Par ordonnance du 24 janvier 2022, la clôture d'instruction a été fixée au 24 mai 2022.

Par un mémoire, enregistré le 9 juin 2022, la société Koole contractors a indiqué se désister purement et simplement de sa requête.

Vu les autres pièces du dossier.

Vu le code de justice administrative.

Les parties ont été régulièrement averties du jour de l'audience.

Ont été entendus au cours de l'audience publique :

- le rapport de Mme A B,

- les conclusions de Mme Isabelle Le Bris, rapporteure publique,

- et les observations de Me Samin-Genesis, représentant la collectivité d'outre-mer de Saint-Martin.

Considérant ce qui suit :

1. Par mémoire enregistré le 9 juin 2022 la société Koole contractors déclare se désister de sa requête. Ce désistement étant pur et simple, rien ne s'oppose à ce qu'il en soit donné acte.
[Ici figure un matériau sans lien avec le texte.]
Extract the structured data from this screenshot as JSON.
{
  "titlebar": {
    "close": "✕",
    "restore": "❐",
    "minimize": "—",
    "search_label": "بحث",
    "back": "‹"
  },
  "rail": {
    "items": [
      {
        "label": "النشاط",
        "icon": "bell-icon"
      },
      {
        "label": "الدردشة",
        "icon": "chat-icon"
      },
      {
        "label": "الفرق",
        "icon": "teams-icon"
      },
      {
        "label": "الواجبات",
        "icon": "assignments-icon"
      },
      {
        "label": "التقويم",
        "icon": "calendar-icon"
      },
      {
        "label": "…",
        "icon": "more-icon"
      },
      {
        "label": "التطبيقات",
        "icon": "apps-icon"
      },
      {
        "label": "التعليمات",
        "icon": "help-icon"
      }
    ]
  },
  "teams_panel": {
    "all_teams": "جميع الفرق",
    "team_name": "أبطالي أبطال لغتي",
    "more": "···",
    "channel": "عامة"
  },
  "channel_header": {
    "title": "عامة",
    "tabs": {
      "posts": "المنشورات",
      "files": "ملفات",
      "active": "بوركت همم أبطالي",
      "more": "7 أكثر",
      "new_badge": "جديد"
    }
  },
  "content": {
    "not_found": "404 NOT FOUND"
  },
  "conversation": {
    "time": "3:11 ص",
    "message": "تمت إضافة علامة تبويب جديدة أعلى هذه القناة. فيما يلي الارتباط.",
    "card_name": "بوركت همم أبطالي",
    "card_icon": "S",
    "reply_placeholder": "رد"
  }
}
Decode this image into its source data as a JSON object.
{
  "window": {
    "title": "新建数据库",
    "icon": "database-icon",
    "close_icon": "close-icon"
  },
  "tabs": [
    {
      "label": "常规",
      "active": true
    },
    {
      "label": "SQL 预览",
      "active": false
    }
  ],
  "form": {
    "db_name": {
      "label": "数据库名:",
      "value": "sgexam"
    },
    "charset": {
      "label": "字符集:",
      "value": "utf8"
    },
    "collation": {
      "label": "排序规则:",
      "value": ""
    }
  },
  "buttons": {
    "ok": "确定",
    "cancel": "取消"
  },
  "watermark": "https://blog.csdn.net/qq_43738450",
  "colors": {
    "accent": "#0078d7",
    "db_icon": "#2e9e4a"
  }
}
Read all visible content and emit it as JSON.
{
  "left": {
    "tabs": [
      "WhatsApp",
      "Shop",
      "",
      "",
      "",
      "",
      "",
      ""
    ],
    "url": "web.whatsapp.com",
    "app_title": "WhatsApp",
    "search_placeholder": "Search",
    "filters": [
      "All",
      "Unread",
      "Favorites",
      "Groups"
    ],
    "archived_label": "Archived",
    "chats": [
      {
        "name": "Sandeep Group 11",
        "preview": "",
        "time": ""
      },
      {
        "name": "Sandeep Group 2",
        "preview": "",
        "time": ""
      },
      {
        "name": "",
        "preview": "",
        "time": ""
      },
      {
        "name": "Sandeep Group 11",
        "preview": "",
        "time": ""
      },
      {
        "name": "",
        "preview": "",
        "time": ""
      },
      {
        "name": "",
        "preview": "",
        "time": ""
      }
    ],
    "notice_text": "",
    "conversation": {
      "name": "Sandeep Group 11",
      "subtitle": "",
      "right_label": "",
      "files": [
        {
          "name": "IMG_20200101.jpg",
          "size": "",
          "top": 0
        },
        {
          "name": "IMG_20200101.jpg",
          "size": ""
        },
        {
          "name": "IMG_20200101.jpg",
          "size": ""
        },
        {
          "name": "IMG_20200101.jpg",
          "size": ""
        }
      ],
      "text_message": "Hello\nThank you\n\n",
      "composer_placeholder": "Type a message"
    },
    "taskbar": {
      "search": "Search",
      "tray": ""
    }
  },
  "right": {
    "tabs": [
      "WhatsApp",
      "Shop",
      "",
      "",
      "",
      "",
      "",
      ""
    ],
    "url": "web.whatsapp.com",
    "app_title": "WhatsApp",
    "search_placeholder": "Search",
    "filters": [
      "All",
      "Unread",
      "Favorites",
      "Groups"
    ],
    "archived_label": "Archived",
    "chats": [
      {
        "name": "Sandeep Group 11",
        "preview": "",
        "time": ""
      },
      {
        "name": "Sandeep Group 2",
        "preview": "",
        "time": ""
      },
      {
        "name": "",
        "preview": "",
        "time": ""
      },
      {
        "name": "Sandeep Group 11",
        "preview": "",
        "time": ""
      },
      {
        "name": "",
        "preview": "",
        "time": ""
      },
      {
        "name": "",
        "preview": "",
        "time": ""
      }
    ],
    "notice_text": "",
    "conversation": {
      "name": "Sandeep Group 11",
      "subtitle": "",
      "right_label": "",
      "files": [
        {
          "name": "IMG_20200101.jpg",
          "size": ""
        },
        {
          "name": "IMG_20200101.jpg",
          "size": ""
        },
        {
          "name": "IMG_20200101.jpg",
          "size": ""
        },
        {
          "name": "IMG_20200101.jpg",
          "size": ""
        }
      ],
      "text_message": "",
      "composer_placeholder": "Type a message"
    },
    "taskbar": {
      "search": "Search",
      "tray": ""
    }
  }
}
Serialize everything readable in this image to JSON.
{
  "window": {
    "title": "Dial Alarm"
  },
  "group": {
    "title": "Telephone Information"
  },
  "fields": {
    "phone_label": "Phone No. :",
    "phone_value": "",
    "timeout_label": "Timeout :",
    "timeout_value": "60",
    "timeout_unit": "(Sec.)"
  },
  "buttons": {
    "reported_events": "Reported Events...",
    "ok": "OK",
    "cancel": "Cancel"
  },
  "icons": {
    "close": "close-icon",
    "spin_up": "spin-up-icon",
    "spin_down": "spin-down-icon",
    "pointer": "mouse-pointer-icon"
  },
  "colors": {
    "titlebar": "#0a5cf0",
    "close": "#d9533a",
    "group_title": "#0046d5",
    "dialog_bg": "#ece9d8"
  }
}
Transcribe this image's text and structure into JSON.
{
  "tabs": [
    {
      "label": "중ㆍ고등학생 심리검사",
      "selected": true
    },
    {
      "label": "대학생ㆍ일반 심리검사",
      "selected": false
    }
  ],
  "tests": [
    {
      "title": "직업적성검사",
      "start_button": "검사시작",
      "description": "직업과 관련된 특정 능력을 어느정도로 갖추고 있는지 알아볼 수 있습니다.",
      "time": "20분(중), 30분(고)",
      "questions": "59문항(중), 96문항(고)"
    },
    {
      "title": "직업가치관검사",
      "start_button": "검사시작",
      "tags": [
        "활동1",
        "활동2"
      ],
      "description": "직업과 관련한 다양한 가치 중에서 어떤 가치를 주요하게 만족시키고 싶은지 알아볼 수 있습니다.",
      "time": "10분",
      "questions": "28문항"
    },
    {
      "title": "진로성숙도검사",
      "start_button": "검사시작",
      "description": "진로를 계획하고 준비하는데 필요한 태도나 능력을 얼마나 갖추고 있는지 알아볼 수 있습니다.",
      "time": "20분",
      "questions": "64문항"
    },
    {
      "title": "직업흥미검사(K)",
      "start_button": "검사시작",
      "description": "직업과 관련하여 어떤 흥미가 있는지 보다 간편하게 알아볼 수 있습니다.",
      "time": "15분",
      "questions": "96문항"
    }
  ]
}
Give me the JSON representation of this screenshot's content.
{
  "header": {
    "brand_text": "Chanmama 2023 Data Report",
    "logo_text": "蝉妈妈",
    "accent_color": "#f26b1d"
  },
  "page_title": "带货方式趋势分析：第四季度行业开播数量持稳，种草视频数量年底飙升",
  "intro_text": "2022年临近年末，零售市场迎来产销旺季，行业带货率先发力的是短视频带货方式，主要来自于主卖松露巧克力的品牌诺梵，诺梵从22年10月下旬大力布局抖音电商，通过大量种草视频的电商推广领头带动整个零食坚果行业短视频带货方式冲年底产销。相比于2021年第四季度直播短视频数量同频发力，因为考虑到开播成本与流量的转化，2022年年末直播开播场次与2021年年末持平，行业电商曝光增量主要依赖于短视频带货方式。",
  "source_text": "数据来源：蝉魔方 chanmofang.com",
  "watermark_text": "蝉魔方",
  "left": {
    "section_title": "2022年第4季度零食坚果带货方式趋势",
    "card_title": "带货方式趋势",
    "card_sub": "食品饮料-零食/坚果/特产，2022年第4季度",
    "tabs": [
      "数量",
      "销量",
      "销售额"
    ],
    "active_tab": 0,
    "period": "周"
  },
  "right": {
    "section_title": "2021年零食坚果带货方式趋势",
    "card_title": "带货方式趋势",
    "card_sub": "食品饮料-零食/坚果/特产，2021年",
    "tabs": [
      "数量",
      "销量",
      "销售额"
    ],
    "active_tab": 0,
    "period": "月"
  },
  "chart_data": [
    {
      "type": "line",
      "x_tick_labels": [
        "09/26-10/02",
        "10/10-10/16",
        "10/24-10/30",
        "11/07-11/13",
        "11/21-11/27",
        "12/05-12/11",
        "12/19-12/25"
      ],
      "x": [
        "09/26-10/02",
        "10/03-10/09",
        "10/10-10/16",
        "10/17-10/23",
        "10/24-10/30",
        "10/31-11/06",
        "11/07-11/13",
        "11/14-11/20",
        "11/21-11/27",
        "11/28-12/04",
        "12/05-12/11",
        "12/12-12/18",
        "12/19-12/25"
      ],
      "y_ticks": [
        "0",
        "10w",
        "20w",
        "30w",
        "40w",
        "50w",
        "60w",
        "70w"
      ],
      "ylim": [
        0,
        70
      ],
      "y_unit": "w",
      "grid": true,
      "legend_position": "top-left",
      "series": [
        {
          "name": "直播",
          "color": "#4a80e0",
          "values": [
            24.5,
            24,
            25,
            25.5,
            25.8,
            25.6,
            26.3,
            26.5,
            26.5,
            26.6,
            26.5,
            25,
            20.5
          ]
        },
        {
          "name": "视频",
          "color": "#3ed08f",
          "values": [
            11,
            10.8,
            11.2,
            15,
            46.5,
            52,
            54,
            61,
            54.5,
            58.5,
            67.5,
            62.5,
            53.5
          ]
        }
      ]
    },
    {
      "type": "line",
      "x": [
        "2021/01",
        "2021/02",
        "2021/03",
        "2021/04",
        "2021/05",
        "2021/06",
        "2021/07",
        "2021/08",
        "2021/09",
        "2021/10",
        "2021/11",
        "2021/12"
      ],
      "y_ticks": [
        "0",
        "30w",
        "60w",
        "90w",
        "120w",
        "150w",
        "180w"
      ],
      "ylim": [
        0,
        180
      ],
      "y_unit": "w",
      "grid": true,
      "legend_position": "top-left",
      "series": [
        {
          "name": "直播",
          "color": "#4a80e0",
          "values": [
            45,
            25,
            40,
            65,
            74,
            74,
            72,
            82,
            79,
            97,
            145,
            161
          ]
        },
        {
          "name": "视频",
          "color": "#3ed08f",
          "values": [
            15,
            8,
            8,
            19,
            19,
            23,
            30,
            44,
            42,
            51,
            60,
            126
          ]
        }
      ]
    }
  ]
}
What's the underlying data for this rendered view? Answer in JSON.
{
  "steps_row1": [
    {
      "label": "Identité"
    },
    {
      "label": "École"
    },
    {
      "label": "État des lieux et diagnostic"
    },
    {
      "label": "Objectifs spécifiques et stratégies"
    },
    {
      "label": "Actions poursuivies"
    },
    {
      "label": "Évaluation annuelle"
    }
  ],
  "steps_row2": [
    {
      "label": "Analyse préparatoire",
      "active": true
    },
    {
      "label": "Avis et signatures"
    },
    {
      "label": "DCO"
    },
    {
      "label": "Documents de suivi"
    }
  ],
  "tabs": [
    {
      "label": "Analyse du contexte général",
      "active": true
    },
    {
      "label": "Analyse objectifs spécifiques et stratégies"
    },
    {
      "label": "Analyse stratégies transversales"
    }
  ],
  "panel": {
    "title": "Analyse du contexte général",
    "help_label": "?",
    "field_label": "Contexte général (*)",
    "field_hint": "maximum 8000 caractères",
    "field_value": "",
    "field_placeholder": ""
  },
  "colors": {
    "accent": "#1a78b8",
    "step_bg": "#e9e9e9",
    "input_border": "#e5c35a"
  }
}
2. Il y a lieu dans les circonstances de l'espèce, en application des dispositions de l'article L. 761-1 du code de justice administrative, de mettre à la charge de la société Koole contractors une somme de 1 500 euros au titre des frais exposés par la collectivité d'outre-mer de Saint-Martin et par la Société nouvelle de récupération et non compris dans les dépens.

DÉCIDE :

Article 1er : Il est donné acte du désistement de la société Koole contractors dans la présente instance.

Article 2 : La société Koole contractors versera à la collectivité d'outre-mer de Saint-Martin et à la société nouvelle de récupération la somme de 1 500 euros à chacune au titre des dispositions de l'article L. 761-1 du code de justice administrative.

Article 3 : Le présent arrêt sera notifié à la société Koole contractors, à la collectivité d'outre-mer de Saint-Martin et à la société nouvelle de récupération.

Délibéré après l'audience du 13 juin 2022 à laquelle siégeaient :

M. Didier Artus, président,

M. Frédéric Faïck, président-assesseur,

Mme Agnès Bourjol, première conseillère,

Rendu public par mise à disposition au greffe, le 4 juillet 2022.

La rapporteure,

Agnès BLe président,

Didier ARTUSLa greffière,

Sylvie HAYET

La République mande et ordonne au ministre des Outre-mer en ce qui le concerne, et à tous huissiers de justice à ce requis, en ce qui concerne les voies de droit commun contre les parties privées, de pourvoir à l'exécution du présent arrêt.